Louquética

Incontinência verbal

quinta-feira, 17 de dezembro de 2020

Positivo e (in)operante

 


Houve um tempo em que me acusavam de ser pessimista.

Houve um tempo em que alimentei uma particular raiva contra os seres humanos otimistas, aqueles bem esquisitinhos, que não admitem jamais a ideia de fracasso, que detonam qualquer um que levante a hipótese de que algo pode dar errado.

O pior, eu suponho, é aquele tipo de pessoa que acha que algo deu errado por que você pensou que poderia dar errado. Basta a pessoa ser prevenida, cautelosa, para ser chamada de pessimista.

Isso chegou a tal ponto que odeio até hoje, com todas as forças da antipatia, aquela música de Lulu Santos, chamada A cura. Quando eu ouvia:

“...Existirá
E toda raça então experimentará
Para todo mal, a cura.

Existirá, em todo porto se hasteará
A velha bandeira da vida
Acenderá, todo farol iluminará
Uma ponta de esperança...”

 Ah, eu, internamente dizia: “Mas, que música filha da puta, delirante, fora da realidade!”. Um banho de otimismo fora da rota da realidade que nos cerca, totalmente sem noção.

Sempre me pareceu loucura isso de ‘pensar positivo’ e ‘vai dar tudo certo,’ mas não por tendências pessimistas: é que para dar certo é preciso atender a muitos fatores.

Nesta semana acabei lendo sobre POSITIVIDADE TÓXICA e suspirei aliviada por ver, em teoria, o que eu sempre achei: não adianta pensar positivo, se você não contribuir para que as coisas deem certo.

A gente, fazendo tudo para dar certo, já se depara com situações fortuitas e fracassos, imagine sendo um ser inadvertido?

O resultado da positividade tóxica, além da fuga da realidade, é a negligência e a negação da responsabilidade individual nos processos pleiteados.

Aí, se tudo que você tem para um concurso ou uma entrevista de emprego, é o pensamento positivo, sinto muito, mas há grande probabilidade de não dar certo. Se você se preparar, aumentarão suas chances. O que há são chances!

Agora, pensa no contrário, por exemplo: pensei positivo e perdi ou não alcancei meu alvo. Muito provavelmente não terei fair-play, vou colocar a culpa nos outros ou, pior ainda, não vou saber superar a perda.

A positividade tóxica gera uma falsa sensação de segurança, porque delega a forças externas (algumas vezes, forças sobrenaturais) o desenrolar das situações.

E se sou confiante por causa das arrogâncias da fé, como fico quando não sou agraciada com o sucesso? Novamente, à mercê de conclusões absurdas e, claro, fragilizada.

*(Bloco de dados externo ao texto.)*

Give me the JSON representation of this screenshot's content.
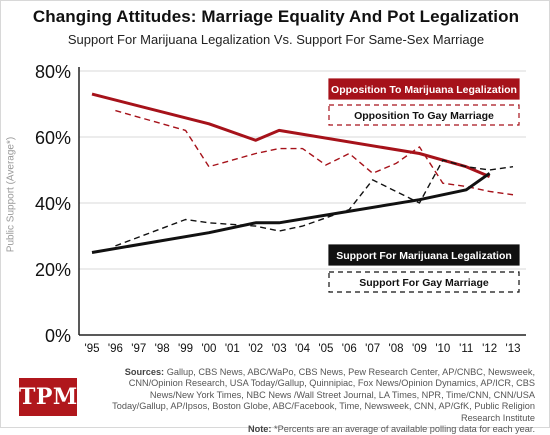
{
  "title": "Changing Attitudes: Marriage Equality And Pot Legalization",
  "subtitle": "Support For Marijuana Legalization Vs. Support For Same-Sex Marriage",
  "chart_data": {
    "type": "line",
    "title": "Changing Attitudes: Marriage Equality And Pot Legalization",
    "subtitle": "Support For Marijuana Legalization Vs. Support For Same-Sex Marriage",
    "xlabel": "",
    "ylabel": "Public Support (Average*)",
    "x": [
      "'95",
      "'96",
      "'97",
      "'98",
      "'99",
      "'00",
      "'01",
      "'02",
      "'03",
      "'04",
      "'05",
      "'06",
      "'07",
      "'08",
      "'09",
      "'10",
      "'11",
      "'12",
      "'13"
    ],
    "ylim": [
      0,
      80
    ],
    "yticks": [
      "0%",
      "20%",
      "40%",
      "60%",
      "80%"
    ],
    "grid": true,
    "series": [
      {
        "name": "Opposition To Marijuana Legalization",
        "color": "#a6121a",
        "style": "solid",
        "points": [
          [
            1995,
            73
          ],
          [
            2000,
            64
          ],
          [
            2002,
            59
          ],
          [
            2003,
            62
          ],
          [
            2009,
            55
          ],
          [
            2011,
            51
          ],
          [
            2012,
            48
          ]
        ]
      },
      {
        "name": "Opposition To Gay Marriage",
        "color": "#a6121a",
        "style": "dashed",
        "points": [
          [
            1996,
            68
          ],
          [
            1999,
            62
          ],
          [
            2000,
            51
          ],
          [
            2002,
            55
          ],
          [
            2003,
            56.5
          ],
          [
            2004,
            56.5
          ],
          [
            2005,
            51.5
          ],
          [
            2006,
            55
          ],
          [
            2007,
            49
          ],
          [
            2008,
            52
          ],
          [
            2009,
            57
          ],
          [
            2010,
            46
          ],
          [
            2011,
            45
          ],
          [
            2012,
            43.5
          ],
          [
            2013,
            42.5
          ]
        ]
      },
      {
        "name": "Support For Marijuana Legalization",
        "color": "#111111",
        "style": "solid",
        "points": [
          [
            1995,
            25
          ],
          [
            2000,
            31
          ],
          [
            2002,
            34
          ],
          [
            2003,
            34
          ],
          [
            2006,
            37.5
          ],
          [
            2009,
            41
          ],
          [
            2011,
            44
          ],
          [
            2012,
            49
          ]
        ]
      },
      {
        "name": "Support For Gay Marriage",
        "color": "#111111",
        "style": "dashed",
        "points": [
          [
            1996,
            27
          ],
          [
            1999,
            35
          ],
          [
            2000,
            34
          ],
          [
            2002,
            33
          ],
          [
            2003,
            31.5
          ],
          [
            2004,
            33
          ],
          [
            2006,
            38
          ],
          [
            2007,
            47
          ],
          [
            2009,
            40
          ],
          [
            2010,
            53
          ],
          [
            2011,
            51
          ],
          [
            2012,
            50
          ],
          [
            2013,
            51
          ]
        ]
      }
    ],
    "legend": [
      {
        "label": "Opposition To Marijuana Legalization",
        "style": "filled",
        "color": "#a6121a"
      },
      {
        "label": "Opposition To Gay Marriage",
        "style": "dashed-outline",
        "color": "#a6121a"
      },
      {
        "label": "Support For Marijuana Legalization",
        "style": "filled",
        "color": "#111111"
      },
      {
        "label": "Support For Gay Marriage",
        "style": "dashed-outline",
        "color": "#111111"
      }
    ]
  },
  "footer": {
    "sources_label": "Sources:",
    "sources_text": "Gallup, CBS News, ABC/WaPo, CBS News, Pew Research Center, AP/CNBC, Newsweek, CNN/Opinion Research, USA Today/Gallup, Quinnipiac, Fox News/Opinion Dynamics, AP/ICR, CBS News/New York Times, NBC News /Wall Street Journal, LA Times, NPR, Time/CNN, CNN/USA Today/Gallup, AP/Ipsos, Boston Globe, ABC/Facebook, Time, Newsweek, CNN, AP/GfK, Public Religion Research Institute",
    "note_label": "Note:",
    "note_text": "*Percents are an average of available polling data for each year.",
    "logo_text": "TPM"
  },
  "colors": {
    "red": "#a6121a",
    "black": "#111111",
    "grid": "#d9d9d9"
  }
}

Quem nunca ouviu ou leu: ‘LUTAMOS COMO NUNCA, PERDEMOS COMO SEMPRE’? Dou risada, mas é coisa que acontece. A pessoa faz a sua parte e mesmo assim, perde.

Não é pessimismo pensar que as coisas podem errado: é somente por esse senso de realidade, que a gente aprende a andar, por exemplo, com um band-aid na bolsa, ter água mineral no carro, criar dispositivos de prevenção.

Se pensar positivo me dispensar de estudar para a prova, acho que sairei no prejuízo, porque não estarei assumindo o que me cabe.

Para mim, pensar positivo é ser responsável. Então, isso supões planejamento, organização e método.

Olha, até para sair de casa eu calculo as rotas que farei – e dentre as rotas, penso nas alternativas, caso seja necessário escapar de engarrafamentos.

Acredito que a vida é cheia de imprevistos.

A gente tem tanto pavor de nossa falta de controle sobre as coisas, que vive catando previsão do tempo, previsão astrológica, cartomancia, tarot e todo tipo de oráculo simbólico. Então, a sua proteção é o seu cuidado consigo mesmo, com a sua parte na sua vida. Coisas que não estão sob nosso domínio vão sempre existir.

Pensamento positivo, sem as ações que reforçam os planos, não funciona sozinho.

Querer pode ser poder, à medida que a gente leva a sério o que quer – o famoso e citado ‘correr atrás’, que é a metáfora do esforço para alcançar algo. Eu acredito no esforço – seja no esforço mental do estudo  ou no esforço físico para o emagrecimento.